Die Klassiker des Marxismus-Leninismus, Marx, Engels, Lenin, Stalin, geben uns nicht nur Antwort auf die entscheidenden Fragen des gesellschaftlichen Lebens. Sie lehren uns nicht nur unvergängliche Weisheit, sie sprechen zu uns auch in einer Sprache von besonderer Eindringlichkeit und besonderer Wirksamkeit, jeder in seiner eigenen Art. Welches sind nun die hervorragendsten Eigenschaften der Sprache Stalins, die ihr solch große, solch umfassende, eben alle ansprechende Wirkung geben?

Ich glaube, die erste und wichtigste Eigenschaft ist ihre schlichte Einfachheit. Wer kann je einen solch einfachen Satz vergessen wie:

"Die Erfahrungen der Geschichte besagen, daß die Hitler kommen und gehen, aber das deutsche Volk, der deutsche Staat bleibt." (23.2.1942)

Solch ein einfacher, jedem Menschen verständlicher Satz! Und dieser einfache Satz birgt in sich den Kern aller Politik der Sowjetunion gegenüber Deutschland. Er erklärt auch, warum die Sowjetunion sich stets gegen die Spaltung, sich immer für die Einheit Deutschlands einsetzen wird.

Mit dieser schlichten Einfachheit verbindet sich eine große, menschliche Wärme. In seiner Rede vor den Stoßarbeitern der Kollektivwirtschaften ermahnt Stalin die Parteimitglieder, sich nicht von den Parteilosen abzusondern, sondern ganz im Gegenteil eng und kameradschaftlich mit ihnen zusammenzuarbeiten und sie an die Partei heranzuführen. Wie herrlich und tiefrührend bescheiden spricht Stalin:

"Man darf nicht vergessen, daß Parteimitglieder nicht vom Himmel fallen. Man muß dessen eingedenk sein, daß alle Parteimitglieder selber einmal parteilos waren. Heute ist einer parteilos, morgen aber wird er Parteimitglied. Womit kann man sich da eigentlich brüsten? Unter uns alten Bolschewiki gibt es nicht wenige Leute, die 20 bis 30 Jahre in der Partei arbeiten, und wir waren doch selber einmal auch Parteilose. Was wäre aus uns geworden, wenn vor 20 bis 30 Jahren die damaligen Parteimitglieder sich nicht um uns gekümmert und uns nicht an die Partei herangelassen hätten? Möglicherweise wären wir damals auf eine Reihe von Jahren von der Partei abgestoßen worden. Wir alten Bolschewiki aber sind doch nicht gerade die letzten, Genossen! Aus diesem Grunde müssen unsere Parteimitglieder die heutigen jungen Parteimitglieder, die manchmal gegenüber den Parteilosen die Nase hochtragen, all dessen eingedenk sein, besonders dessen, daß nicht Überheblichkeit, sondern Bescheidenheit den Bolschewiki ziert."

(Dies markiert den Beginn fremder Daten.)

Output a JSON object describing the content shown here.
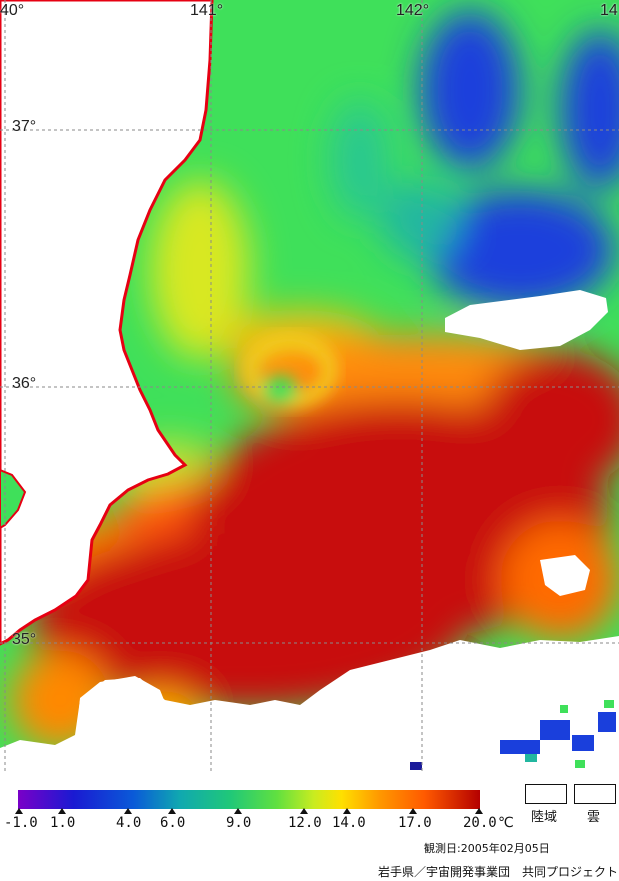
{
  "map": {
    "longitude_labels": [
      "40°",
      "141°",
      "142°",
      "14"
    ],
    "latitude_labels": [
      "37°",
      "36°",
      "35°"
    ],
    "colors": {
      "land": "#ffffff",
      "coastline": "#e60012",
      "cold_water": "#1a3fdc",
      "cool_water": "#22b7a0",
      "mid_water": "#3fe05a",
      "warm_water": "#ffb000",
      "hot_water": "#c81010"
    }
  },
  "legend": {
    "tick_labels": [
      "-1.0",
      "1.0",
      "4.0",
      "6.0",
      "9.0",
      "12.0",
      "14.0",
      "17.0",
      "20.0"
    ],
    "unit": "℃",
    "key_land": "陸域",
    "key_cloud": "雲"
  },
  "footer": {
    "observation_date": "観測日:2005年02月05日",
    "credit": "岩手県／宇宙開発事業団　共同プロジェクト"
  }
}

Anders ist die Sprache Stalins in anderer Stunde, etwa wenn es gilt, die Werktätigen zum revolutionären Kampf aufzurufen. Von welcher Wucht und historischen Größe ist seine ganz einfach "Bürger!" überschriebene Proklamation vom Oktober 1905, die so beginnt:

"Der mächtige Riese - das Proletariat Rußlands - ist erneut in Bewegung geraten ... Rußland ist von einer breiten, alle Gegenden erfassenden Streikbewegung ergriffen. Wie auf einen Wink mit dem Zauberstab ist in dem ganzen unermeßlichen Raume Rußlands das Wirtschaftsleben mit einem Schlag zum Stillstand gekommen."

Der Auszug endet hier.